As the school year winds down, the focus for strength coaches shifts from managing in-season chaos to kickstarting summer development. It’s a narrow window that’s filled with opportunity if used correctly. Organizing an end-of-year checklist helps close strong and set the stage for a successful summer.
Review this year’s progress and training data
This is the time to review any athlete performance metrics, training logs, and attendance records. Who improved? Who plateaued? Who struggled? The data informs individualized training strategies and overall program effectiveness. Athletes transitioning into different competitive levels benefit from refined assessments and validated improvements.
Audit your equipment and facility
The weight room sees wear and tear every day. Auditing equipment condition, cleaning out storage, and scheduling repairs is best handled during this time. Safety items, power racks, spotting arms, barbells, and flooring are the main things to look out for. Simple inventory checklists of damaged, missing, or outdated items organize the process. If budget allows, orders placed now sets up equipment to arrive during the summer. Clips, bands, med balls, and cleaning supplies are essential restocks.
Touch base with sport coaches and admin
Alignment with sport coaches is a cornerstone of effective programming. End-of-year meetings are perfect for reviewing strategy with varsity head coaches as well as athletic directors. What worked? What didn’t? What are the expectations for summer training? This time provides a great opportunity to review the program’s impact and coordinate upcoming needs, like staffing, budget, facility access, or schedule accommodations.
Re-evaluate summer training
Whether running comprehensive summer strength and conditioning programs or managing sport-specific camps, the structure of sessions matter.
- Are progressions clear?
- Are time blocks realistic?
- Is there enough variation to keep athletes engaged from week to week?

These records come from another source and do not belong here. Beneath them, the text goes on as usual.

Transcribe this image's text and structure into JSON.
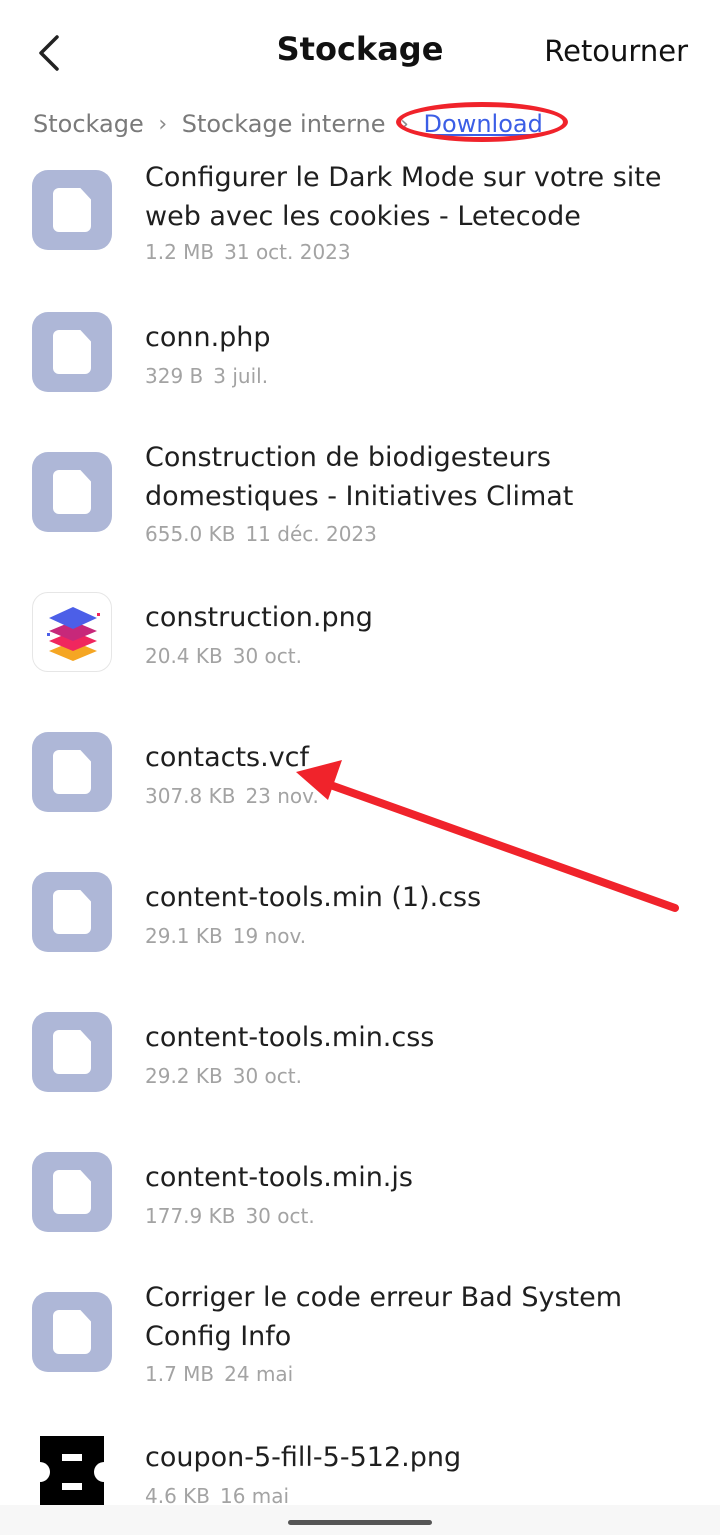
{
  "header": {
    "title": "Stockage",
    "action": "Retourner"
  },
  "breadcrumb": [
    "Stockage",
    "Stockage interne",
    "Download"
  ],
  "files": [
    {
      "name": "Configurer le Dark Mode sur votre site web avec les cookies - Letecode",
      "size": "1.2 MB",
      "date": "31 oct. 2023",
      "icon": "file-icon"
    },
    {
      "name": "conn.php",
      "size": "329 B",
      "date": "3 juil.",
      "icon": "file-icon"
    },
    {
      "name": "Construction de biodigesteurs domestiques - Initiatives Climat",
      "size": "655.0 KB",
      "date": "11 déc. 2023",
      "icon": "file-icon"
    },
    {
      "name": "construction.png",
      "size": "20.4 KB",
      "date": "30 oct.",
      "icon": "layers-image-thumbnail"
    },
    {
      "name": "contacts.vcf",
      "size": "307.8 KB",
      "date": "23 nov.",
      "icon": "file-icon"
    },
    {
      "name": "content-tools.min (1).css",
      "size": "29.1 KB",
      "date": "19 nov.",
      "icon": "file-icon"
    },
    {
      "name": "content-tools.min.css",
      "size": "29.2 KB",
      "date": "30 oct.",
      "icon": "file-icon"
    },
    {
      "name": "content-tools.min.js",
      "size": "177.9 KB",
      "date": "30 oct.",
      "icon": "file-icon"
    },
    {
      "name": "Corriger le code erreur Bad System Config Info",
      "size": "1.7 MB",
      "date": "24 mai",
      "icon": "file-icon"
    },
    {
      "name": "coupon-5-fill-5-512.png",
      "size": "4.6 KB",
      "date": "16 mai",
      "icon": "coupon-image-thumbnail"
    }
  ],
  "colors": {
    "annotation": "#f0232b",
    "link": "#3b5ee6",
    "file_icon_bg": "#aeb7d7"
  }
}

- Do your registration numbers align with staff-to-athlete ratios?
- Are your warm-up and cool-down routines effective across different training groups?
- Does your schedule account for travel, vacations, and multi-sport conflicts?
Establish expectations
A well-developed plan for summer strength training provides clear expectations for athletes and parents. The plan should include Session times, dress code, hydration policies, and attendance guidelines should be included . Multiple formats: email, printed flyers, team apps, and social media increases the accessibility of program information. Setting the tone now ensures questions aren’t popping up in mid-June.
Professional development
The Summer also provides a great opportunity to sharpen one’s own coaching skills. Whether a certification course, a clinic, or time spent shadowing a peer, any chance to learn is valuable. It’s also important to consider personal development in other ways:
- Is there time to revamp warm-ups?
- Is it worth implementing a new movement screening system?

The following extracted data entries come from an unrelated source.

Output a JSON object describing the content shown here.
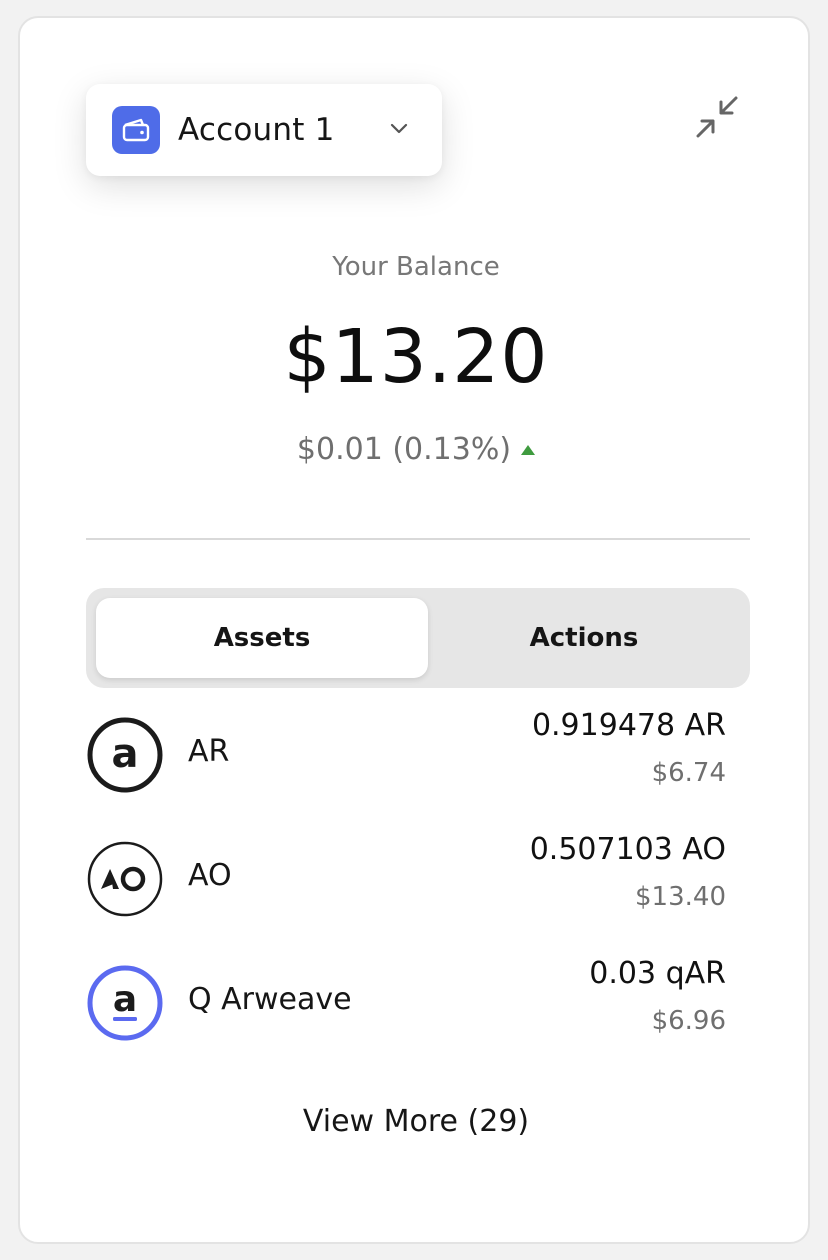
{
  "account": {
    "name": "Account 1",
    "icon": "wallet-icon",
    "dropdown_icon": "chevron-down-icon"
  },
  "header": {
    "collapse_icon": "collapse-icon"
  },
  "balance": {
    "label": "Your Balance",
    "value": "$13.20",
    "change": "$0.01 (0.13%)",
    "change_direction": "up",
    "change_color": "#3f9b3f"
  },
  "tabs": [
    {
      "label": "Assets",
      "active": true
    },
    {
      "label": "Actions",
      "active": false
    }
  ],
  "assets": [
    {
      "name": "AR",
      "amount": "0.919478 AR",
      "usd": "$6.74",
      "icon": "arweave-logo-icon"
    },
    {
      "name": "AO",
      "amount": "0.507103 AO",
      "usd": "$13.40",
      "icon": "ao-logo-icon"
    },
    {
      "name": "Q Arweave",
      "amount": "0.03 qAR",
      "usd": "$6.96",
      "icon": "q-arweave-logo-icon"
    }
  ],
  "view_more": "View More (29)",
  "colors": {
    "accent": "#4f6ce8",
    "positive": "#3f9b3f",
    "q_ring": "#5b6af0"
  }
}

- Does the athlete onboarding process need to change?
Back up of digital systems
Remove clutter by archiving essential files: athlete records, Excel templates, training blocks, videos, forms, and email threads. Using cloud-accessible folders labeled by school year makes important files easily accessible. Organizing data and setting up new workflows saves hours of frustration later on.
Reflect on program culture and growth
Setting one meaningful goal for next year. Consider the following questions:
- Are program values manifesting in how athletes train and treat each other?
- Does the program motivate, empower, and challenge?
- How does the training space influence athletes?
Culture doesn’t improve accidentally, it evolves through intentional design. Whether increasing athlete motivation or fostering mentorship avenues, even unmeasurable changes benefit program culture and long-term trajectory.